Les trois néonicotinoïdes incriminés - clothianidine, imidaclopride et thiaméthoxame - sont présents dans des pesticides commercialisés par ces deux groupes, notamment le Cruiser OSR. En France L'UIPP, qui regroupe les fabricants de pesticides, "regrette le moratoire" proposé par la Commission européenne et souligne qu'il été obtenu "sans obtenir de majorité qualifiée" au sein des Etats membres.
Quinze pays, dont la France et l'Allemagne, ont voté en faveur de cette interdiction. Huit, dont le Royaume-Uni, l'Italie et la Hongrie, ont voté contre et quatre, dont l'Irlande, présidente en exercice de l'UE, se sont abstenus.
L'Allemagne, la Bulgarie et l'Estonie qui s'étaient abstenus lors du premier vote sur la question ont choisi lundi de soutenir la proposition de la Commission aux côtés de la France, la Belgique, le Danemark, l'Espagne, Chypre, le Luxembourg, la Lettonie, la Slovénie, Malte, les Pays-Bas, la Pologne et la Suède.
Mais l'Italie a basculé dans l'opposition, faute d'avoir obtenu la possibilité de traiter les cultures avant la floraison.

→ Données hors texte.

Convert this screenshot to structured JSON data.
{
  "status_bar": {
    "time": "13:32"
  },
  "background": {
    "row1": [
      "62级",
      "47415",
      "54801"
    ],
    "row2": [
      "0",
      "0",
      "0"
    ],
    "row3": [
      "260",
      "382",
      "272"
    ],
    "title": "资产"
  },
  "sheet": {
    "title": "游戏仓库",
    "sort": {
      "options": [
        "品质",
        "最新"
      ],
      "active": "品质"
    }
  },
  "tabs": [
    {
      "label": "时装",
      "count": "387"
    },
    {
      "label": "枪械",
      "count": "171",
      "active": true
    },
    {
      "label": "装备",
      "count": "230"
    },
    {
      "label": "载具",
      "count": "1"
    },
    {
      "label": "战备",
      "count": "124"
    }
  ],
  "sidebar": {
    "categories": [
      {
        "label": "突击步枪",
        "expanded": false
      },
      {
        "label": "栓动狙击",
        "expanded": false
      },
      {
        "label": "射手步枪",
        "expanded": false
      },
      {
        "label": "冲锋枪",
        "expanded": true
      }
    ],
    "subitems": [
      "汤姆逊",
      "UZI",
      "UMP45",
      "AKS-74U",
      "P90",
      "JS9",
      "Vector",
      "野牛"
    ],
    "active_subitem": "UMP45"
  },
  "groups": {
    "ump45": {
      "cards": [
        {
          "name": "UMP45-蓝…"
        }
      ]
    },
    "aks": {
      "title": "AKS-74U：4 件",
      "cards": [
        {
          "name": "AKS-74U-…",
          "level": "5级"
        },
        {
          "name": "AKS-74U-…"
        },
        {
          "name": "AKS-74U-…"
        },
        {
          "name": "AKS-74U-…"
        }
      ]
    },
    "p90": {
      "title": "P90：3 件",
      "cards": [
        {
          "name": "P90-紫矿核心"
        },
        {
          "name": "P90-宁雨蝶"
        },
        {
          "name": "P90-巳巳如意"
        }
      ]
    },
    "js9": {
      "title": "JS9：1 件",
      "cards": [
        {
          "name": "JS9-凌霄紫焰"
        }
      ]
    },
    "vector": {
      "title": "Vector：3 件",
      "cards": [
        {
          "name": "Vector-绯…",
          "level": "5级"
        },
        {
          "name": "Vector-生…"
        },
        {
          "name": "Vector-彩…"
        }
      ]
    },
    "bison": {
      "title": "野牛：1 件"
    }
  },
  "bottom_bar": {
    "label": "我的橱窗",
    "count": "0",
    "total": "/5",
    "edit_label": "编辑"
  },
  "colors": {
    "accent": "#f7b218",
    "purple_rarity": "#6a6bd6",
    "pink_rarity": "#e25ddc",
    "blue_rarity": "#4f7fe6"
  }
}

Elle a rallié le Royaume-Uni, qui s'était abstenu lors du premier vote, la Hongrie, le Portugal, la Roumanie, l'Autriche, la République Tchèque et la Slovaquie.
Quatre Etats se sont abstenus: l'Irlande, la Grèce et la Lituanie, qui avaient voté contre le 15 mars, et la Finlande.

Les abeilles indispensables à l'alimentation humaine
Les abeilles, dont le nombre disparait dangereusement depuis une quinzaine d'années, sont indispensables, par leur pollinisation, de plus d'un tiers de notre alimentation, un service de ces insectes évalué en dizaines de milliards d'euros.
Au total, ce sont 80% des plantes à fleurs qui sont pollinisées par les insectes (abeilles, bourdons, papillons...).
Mais depuis quinze ans, le nombre d'essaims disparaît mystérieusement sur toute la planète, un phénomène baptisé Syndrome d'effondrement des colonies.
Le taux de mortalité des abeilles est d'environ 30% chaque année depuis 2007.
Ce processus a été imputé à tout un faisceau de causes, les pesticides mais aussi le varroa un parasite qui infecte les colonies d'abailles.

Pas une seule cause de mortalité
En 2011, le programme des Nations unies pour l'environnement avait dénombré douze facteurs pouvant expliquer la mortalité des abeilles, surtout dans l'hémisphère nord industrialisé: outre les pesticides, il pointait surtout du doigt la pollution de l'air, la réduction du nombre de plantes à fleurs et un parasite mortel (le varroa)
D'autres spécialistes blâment l'extension de la monoculture, qui amenuise la diversité de la flore nécessaire aux abeilles, et du même coup leur résistance immunitaire.
L'abeille vit en moyenne 27 jours l'été et 27 semaines l'hiver, la reine 1 à 5 ans. Pour produire un kilo de miel, près de 100 millions de fleurs doivent être visitées.